I did not receive this beautiful resurrection book by mistake after all. I can think of several dear friends right off the top of my head who need a ray of light in their darkness, something to grasp onto in the ocean of suffering in which they are immersed, and this book could be a real help to them and to scores of others. Suffering has the capacity to make us wither inside and writhe against God, or it can open us to a profound inflow of grace. The greatness of our Faith is not that it has the capacity to explain away suffering, but rather, that it gives it meaning. Simone Weil put it this way, “The extreme greatness of Christianity lies in the fact that it does not seek a supernatural remedy for suffering but a supernatural use for it” (as quoted by Fr. Peter Cameron in the forward). No, it was not by mistake, rather by a stroke of Divine Providence, that I should read all that has been missing in the two-line biography of the author, Jennifer Hubbard, who is a living witness to the Resurrection of Jesus Christ from the dead and a disciple of hope.
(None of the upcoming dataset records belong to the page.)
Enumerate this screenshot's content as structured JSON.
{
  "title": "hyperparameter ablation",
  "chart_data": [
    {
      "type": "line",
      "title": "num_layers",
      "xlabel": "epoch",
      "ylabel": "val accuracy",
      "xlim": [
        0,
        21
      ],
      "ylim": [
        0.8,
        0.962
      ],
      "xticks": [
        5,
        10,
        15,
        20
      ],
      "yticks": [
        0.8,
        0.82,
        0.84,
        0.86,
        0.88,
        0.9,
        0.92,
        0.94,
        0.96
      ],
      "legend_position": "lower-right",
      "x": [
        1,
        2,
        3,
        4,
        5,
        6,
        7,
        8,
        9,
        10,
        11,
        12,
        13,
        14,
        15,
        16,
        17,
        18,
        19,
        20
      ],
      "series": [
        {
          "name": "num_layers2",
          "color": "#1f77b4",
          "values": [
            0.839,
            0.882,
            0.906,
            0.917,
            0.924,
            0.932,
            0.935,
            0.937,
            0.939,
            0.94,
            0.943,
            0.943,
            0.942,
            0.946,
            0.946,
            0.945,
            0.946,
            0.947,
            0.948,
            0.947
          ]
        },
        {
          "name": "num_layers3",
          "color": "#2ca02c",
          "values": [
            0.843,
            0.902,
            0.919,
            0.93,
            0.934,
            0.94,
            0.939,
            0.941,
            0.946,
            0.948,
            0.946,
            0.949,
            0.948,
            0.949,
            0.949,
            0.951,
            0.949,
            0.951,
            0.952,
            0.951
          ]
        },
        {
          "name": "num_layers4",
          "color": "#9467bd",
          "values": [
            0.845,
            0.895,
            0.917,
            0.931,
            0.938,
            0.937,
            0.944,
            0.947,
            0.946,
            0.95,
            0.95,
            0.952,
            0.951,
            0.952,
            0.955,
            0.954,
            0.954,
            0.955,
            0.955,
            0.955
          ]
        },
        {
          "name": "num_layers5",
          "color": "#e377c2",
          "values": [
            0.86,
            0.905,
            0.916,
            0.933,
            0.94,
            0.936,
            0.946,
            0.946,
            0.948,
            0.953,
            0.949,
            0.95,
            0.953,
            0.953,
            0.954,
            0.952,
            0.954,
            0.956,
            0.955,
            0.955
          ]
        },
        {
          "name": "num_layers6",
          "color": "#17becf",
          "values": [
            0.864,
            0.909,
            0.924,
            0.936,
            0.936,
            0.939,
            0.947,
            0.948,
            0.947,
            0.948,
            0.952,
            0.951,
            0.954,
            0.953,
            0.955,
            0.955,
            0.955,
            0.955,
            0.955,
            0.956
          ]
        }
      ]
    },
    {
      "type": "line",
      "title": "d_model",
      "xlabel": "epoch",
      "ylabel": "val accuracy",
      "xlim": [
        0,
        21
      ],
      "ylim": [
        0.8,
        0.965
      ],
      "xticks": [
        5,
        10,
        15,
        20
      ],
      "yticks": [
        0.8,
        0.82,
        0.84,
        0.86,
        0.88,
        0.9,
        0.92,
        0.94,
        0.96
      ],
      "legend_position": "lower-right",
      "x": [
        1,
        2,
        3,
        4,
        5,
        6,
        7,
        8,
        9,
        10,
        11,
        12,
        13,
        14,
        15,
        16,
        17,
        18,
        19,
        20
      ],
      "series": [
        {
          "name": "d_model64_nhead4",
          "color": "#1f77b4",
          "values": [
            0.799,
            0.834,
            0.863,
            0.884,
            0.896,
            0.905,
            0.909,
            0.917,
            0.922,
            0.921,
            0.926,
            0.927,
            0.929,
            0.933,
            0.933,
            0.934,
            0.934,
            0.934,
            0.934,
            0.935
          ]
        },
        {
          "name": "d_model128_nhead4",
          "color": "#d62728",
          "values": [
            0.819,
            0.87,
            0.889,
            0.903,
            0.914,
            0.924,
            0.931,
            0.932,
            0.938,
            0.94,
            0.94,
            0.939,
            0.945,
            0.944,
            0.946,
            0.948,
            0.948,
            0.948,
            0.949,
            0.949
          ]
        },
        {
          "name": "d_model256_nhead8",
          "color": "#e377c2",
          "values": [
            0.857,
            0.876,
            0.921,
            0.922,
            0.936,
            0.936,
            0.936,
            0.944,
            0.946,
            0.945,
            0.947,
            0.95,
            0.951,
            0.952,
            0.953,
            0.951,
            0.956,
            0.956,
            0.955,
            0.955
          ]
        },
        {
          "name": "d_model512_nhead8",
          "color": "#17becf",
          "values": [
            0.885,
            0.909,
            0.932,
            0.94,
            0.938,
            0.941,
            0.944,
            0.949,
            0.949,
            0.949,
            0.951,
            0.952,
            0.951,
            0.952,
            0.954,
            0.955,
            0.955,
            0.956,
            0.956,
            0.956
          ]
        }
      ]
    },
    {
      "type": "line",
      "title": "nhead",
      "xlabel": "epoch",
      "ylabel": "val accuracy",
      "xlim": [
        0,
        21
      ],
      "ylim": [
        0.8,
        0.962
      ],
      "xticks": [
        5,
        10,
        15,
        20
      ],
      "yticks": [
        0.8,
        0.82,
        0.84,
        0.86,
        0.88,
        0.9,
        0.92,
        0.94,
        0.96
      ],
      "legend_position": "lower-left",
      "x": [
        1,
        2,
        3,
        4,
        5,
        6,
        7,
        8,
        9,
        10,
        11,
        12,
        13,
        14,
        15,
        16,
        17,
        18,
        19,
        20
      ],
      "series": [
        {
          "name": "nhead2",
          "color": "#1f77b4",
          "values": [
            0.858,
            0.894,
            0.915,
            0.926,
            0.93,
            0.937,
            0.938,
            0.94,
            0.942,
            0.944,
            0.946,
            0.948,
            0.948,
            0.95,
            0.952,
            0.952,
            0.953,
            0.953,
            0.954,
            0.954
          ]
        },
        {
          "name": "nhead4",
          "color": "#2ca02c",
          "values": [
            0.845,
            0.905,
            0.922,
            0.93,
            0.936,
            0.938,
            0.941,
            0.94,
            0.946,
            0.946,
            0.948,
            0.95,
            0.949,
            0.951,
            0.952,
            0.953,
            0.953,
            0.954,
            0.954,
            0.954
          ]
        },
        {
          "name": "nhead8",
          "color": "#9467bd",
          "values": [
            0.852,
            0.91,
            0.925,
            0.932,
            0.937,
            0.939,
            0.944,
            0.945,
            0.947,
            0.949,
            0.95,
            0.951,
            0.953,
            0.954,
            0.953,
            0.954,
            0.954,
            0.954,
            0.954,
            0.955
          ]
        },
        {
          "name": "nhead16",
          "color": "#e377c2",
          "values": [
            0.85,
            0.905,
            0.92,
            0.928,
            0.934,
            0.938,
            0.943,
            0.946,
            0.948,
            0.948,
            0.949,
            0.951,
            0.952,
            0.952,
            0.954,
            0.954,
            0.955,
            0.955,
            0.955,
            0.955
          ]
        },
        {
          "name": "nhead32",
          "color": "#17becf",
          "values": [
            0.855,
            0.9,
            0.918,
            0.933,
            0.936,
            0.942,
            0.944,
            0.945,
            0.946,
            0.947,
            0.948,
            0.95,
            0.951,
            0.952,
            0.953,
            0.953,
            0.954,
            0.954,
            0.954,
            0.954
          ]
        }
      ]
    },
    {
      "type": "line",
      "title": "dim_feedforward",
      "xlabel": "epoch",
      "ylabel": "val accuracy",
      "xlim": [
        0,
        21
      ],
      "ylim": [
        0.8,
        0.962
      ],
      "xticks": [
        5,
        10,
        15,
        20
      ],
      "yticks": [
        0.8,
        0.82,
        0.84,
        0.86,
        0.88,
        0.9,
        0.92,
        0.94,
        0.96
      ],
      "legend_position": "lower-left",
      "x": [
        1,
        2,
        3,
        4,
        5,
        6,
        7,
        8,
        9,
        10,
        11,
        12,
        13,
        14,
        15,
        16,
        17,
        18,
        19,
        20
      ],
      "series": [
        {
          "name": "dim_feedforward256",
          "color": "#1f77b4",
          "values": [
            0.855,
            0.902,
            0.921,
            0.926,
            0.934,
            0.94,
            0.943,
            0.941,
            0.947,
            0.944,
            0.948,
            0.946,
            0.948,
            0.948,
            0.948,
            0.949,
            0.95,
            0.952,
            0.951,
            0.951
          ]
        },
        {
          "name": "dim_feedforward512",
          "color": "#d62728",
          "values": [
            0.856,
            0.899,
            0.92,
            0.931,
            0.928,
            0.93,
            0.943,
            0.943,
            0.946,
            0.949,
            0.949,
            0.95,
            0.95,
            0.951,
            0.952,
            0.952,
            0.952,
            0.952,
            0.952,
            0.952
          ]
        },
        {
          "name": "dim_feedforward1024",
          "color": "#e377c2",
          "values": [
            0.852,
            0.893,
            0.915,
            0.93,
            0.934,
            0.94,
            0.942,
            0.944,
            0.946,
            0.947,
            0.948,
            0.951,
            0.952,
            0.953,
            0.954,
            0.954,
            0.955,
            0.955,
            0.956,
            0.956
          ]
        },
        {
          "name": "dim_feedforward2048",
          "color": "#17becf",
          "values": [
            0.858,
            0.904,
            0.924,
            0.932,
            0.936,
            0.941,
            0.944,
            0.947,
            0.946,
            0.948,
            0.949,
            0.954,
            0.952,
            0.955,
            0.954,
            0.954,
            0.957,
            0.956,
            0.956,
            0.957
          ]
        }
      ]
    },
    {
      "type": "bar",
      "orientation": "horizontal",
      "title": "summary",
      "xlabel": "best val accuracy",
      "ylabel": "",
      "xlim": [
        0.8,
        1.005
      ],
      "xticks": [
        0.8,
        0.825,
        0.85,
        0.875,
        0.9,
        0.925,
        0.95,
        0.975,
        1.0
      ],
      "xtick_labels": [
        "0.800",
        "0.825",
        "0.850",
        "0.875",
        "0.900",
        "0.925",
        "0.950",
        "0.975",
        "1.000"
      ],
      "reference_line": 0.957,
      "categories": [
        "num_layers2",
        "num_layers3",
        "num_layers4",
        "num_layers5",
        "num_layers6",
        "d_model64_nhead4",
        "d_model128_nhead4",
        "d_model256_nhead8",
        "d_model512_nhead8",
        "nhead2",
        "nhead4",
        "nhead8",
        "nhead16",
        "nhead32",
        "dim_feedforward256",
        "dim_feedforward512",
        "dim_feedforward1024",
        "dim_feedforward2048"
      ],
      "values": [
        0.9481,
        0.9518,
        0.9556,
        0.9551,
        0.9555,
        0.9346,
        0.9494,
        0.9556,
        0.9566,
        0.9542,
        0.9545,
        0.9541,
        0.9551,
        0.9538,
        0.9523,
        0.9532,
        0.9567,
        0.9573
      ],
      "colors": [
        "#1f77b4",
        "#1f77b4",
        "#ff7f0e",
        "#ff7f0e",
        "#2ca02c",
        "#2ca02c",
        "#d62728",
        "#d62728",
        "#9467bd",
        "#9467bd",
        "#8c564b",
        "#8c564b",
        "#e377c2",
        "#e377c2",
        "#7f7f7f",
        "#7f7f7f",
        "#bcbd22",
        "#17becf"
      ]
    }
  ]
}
Eastertide happens in the springtime on purpose, and no matter what grief or suffering we carry, the soft green buds on trees and pink and white blossoms tossing their petals to the gentle breeze have a way of drawing our gaze outward to the possibility of hope. This new book is as fresh as the blossoms and promises new life for those who take the path that Jennifer Hubbard took. Rather than collapsing into the darkness she took the way of light—with the One Who is Light itself.
Christ is Risen! Indeed, He is Risen!